Two-Phase Heat Transfer and Bubble Dynamics in a Microchannel Array

Heat transfer coefficients and bubble dynamics are reported for two-phase water flow in an array of 13 equally spaced microchannels over an area of 1 cm². Each channel has D_h = 451 ± 3 8 μm, W/H = 0.8, and L/D_h = 22.2. Uniform heat flux is applied through the base, and wall temperatures are determined from thermocouple readings corrected for heat conduction effects. The upper surface is insulated and transparent.
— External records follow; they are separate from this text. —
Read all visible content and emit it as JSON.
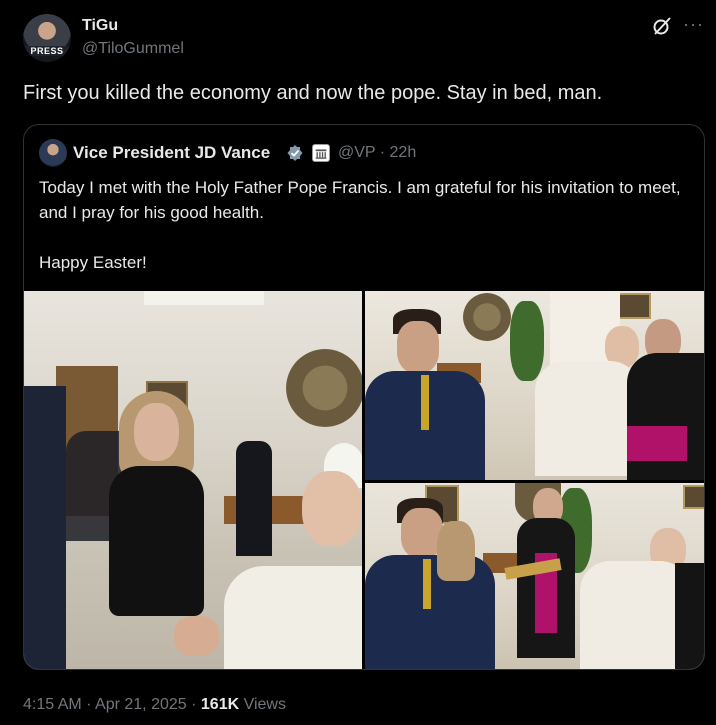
{
  "author": {
    "name": "TiGu",
    "handle": "@TiloGummel",
    "avatar_text": "PRESS"
  },
  "tweet": {
    "text": "First you killed the economy and now the pope. Stay in bed, man."
  },
  "quoted": {
    "name": "Vice President JD Vance",
    "handle": "@VP · 22h",
    "text_line1": "Today I met with the Holy Father Pope Francis. I am grateful for his invitation to meet, and I pray for his good health.",
    "text_line2": "Happy Easter!",
    "photo_count": 3
  },
  "meta": {
    "time": "4:15 AM · Apr 21, 2025 · ",
    "views_count": "161K",
    "views_label": " Views"
  },
  "icons": {
    "grok": "grok-icon",
    "more": "more-icon",
    "verified": "verified-badge-icon",
    "gov": "government-affiliation-icon"
  },
  "colors": {
    "background": "#000000",
    "text": "#e7e9ea",
    "muted": "#71767b",
    "border": "#2f3336",
    "verified": "#829aab"
  }
}
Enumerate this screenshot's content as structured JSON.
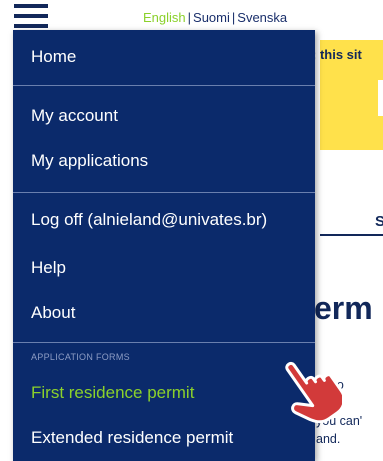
{
  "header": {
    "languages": [
      "English",
      "Suomi",
      "Svenska"
    ],
    "separator": "|"
  },
  "background_page": {
    "notice_text": "; this sit",
    "tab_label": "S",
    "heading": "erm",
    "paragraph": "nn to\n ant\nyou can'\nand."
  },
  "menu": {
    "home": "Home",
    "my_account": "My account",
    "my_applications": "My applications",
    "log_off": "Log off (alnieland@univates.br)",
    "help": "Help",
    "about": "About",
    "section_label": "APPLICATION FORMS",
    "first_residence_permit": "First residence permit",
    "extended_residence_permit": "Extended residence permit"
  },
  "colors": {
    "menu_bg": "#0b2a6b",
    "accent_green": "#8bd12b",
    "notice_yellow": "#ffe14b",
    "brand_navy": "#12285a"
  },
  "icons": {
    "menu_toggle": "hamburger-icon",
    "cursor": "hand-pointer-icon"
  }
}
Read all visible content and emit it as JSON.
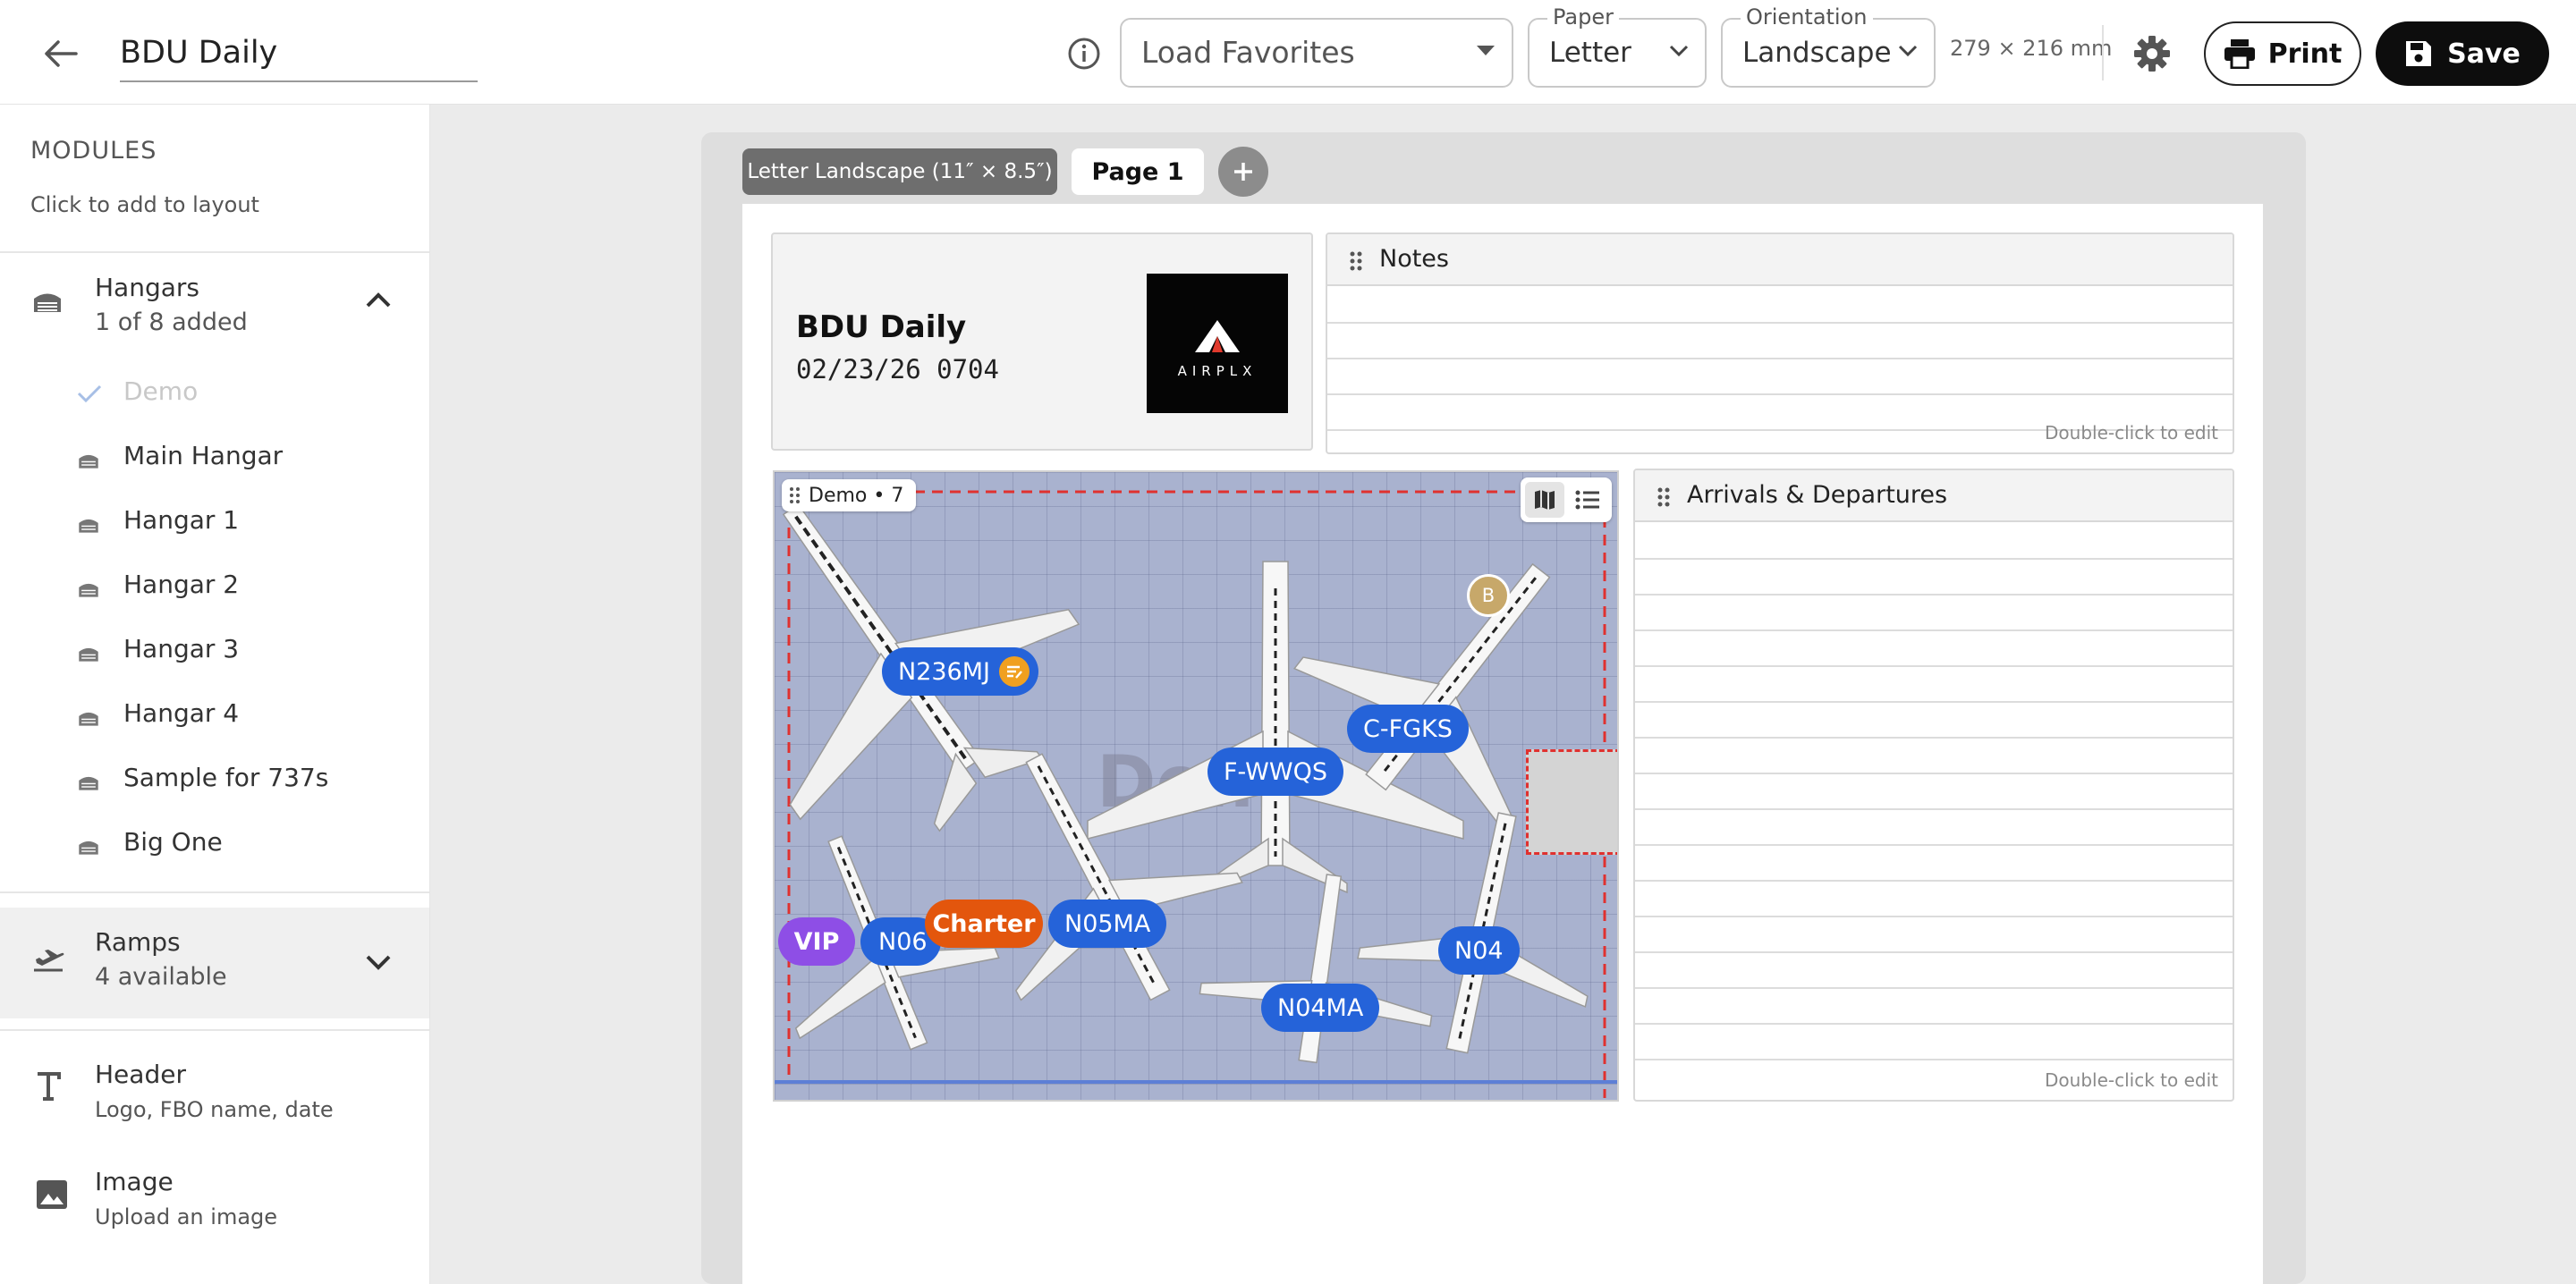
{
  "toolbar": {
    "title": "BDU Daily",
    "favorites_placeholder": "Load Favorites",
    "paper_label": "Paper",
    "paper_value": "Letter",
    "orientation_label": "Orientation",
    "orientation_value": "Landscape",
    "dimensions": "279 × 216 mm",
    "print_label": "Print",
    "save_label": "Save"
  },
  "sidebar": {
    "heading": "MODULES",
    "subheading": "Click to add to layout",
    "hangars": {
      "name": "Hangars",
      "count": "1 of 8 added",
      "items": [
        {
          "label": "Demo",
          "added": true
        },
        {
          "label": "Main Hangar"
        },
        {
          "label": "Hangar 1"
        },
        {
          "label": "Hangar 2"
        },
        {
          "label": "Hangar 3"
        },
        {
          "label": "Hangar 4"
        },
        {
          "label": "Sample for 737s"
        },
        {
          "label": "Big One"
        }
      ]
    },
    "ramps": {
      "name": "Ramps",
      "count": "4 available"
    },
    "header": {
      "name": "Header",
      "desc": "Logo, FBO name, date"
    },
    "image": {
      "name": "Image",
      "desc": "Upload an image"
    }
  },
  "layout": {
    "tab_template": "Letter Landscape (11″ × 8.5″)",
    "tab_page": "Page 1",
    "header_module": {
      "title": "BDU Daily",
      "date": "02/23/26 0704",
      "logo_text": "AIRPLX"
    },
    "notes": {
      "title": "Notes",
      "hint": "Double-click to edit"
    },
    "arrivals": {
      "title": "Arrivals & Departures",
      "hint": "Double-click to edit"
    },
    "hangar_map": {
      "chip": "Demo • 7",
      "watermark": "Dem",
      "marker": "B",
      "aircraft": [
        "N236MJ",
        "C-FGKS",
        "F-WWQS",
        "N05MA",
        "N04",
        "N04MA",
        "N06"
      ],
      "tags": [
        "VIP",
        "Charter"
      ]
    }
  },
  "colors": {
    "accent_blue": "#2563d9",
    "charter_orange": "#e3560d",
    "vip_purple": "#8e4ee6",
    "note_amber": "#f0a020",
    "save_black": "#0d0d0d"
  }
}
Single-phase heat transfer coefficients are obtained for 216 < Re < 2530 and 216 < G < 4100 kg/m²s and are in good agreement with comparable trends of existing correlations for developing flow and heat transfer, although a difference is seen due to the insulated upper surface. Two-phase experiments are run to determine overall heat transfer coefficients and bubble dynamics for a mass flux of 221 < G < 466 kg/sm² and heat flux of 25 < q < 178 W/cm². Heat transfer coefficients normalized with mass flux exhibit a trend comparable to that of available studies that use similar thermal boundary conditions. Two-phase flow visualization via shows expanding vapor slug flow as the primary flow regime, but bubbly flow and nucleation leading to elongated bubble flow are also observed. Analysis of bubble dynamics reveals a t^1/3 dependence for bubble growth, and flow reversal is observed and quantified. Different speeds of the phase fronts are observed at the leading and trailing edges of elongated slugs once a bubble diameter equals the channel width. Bubble formation, growth, coalescence and detachment at the outlet of the array are characterized by the Weber number.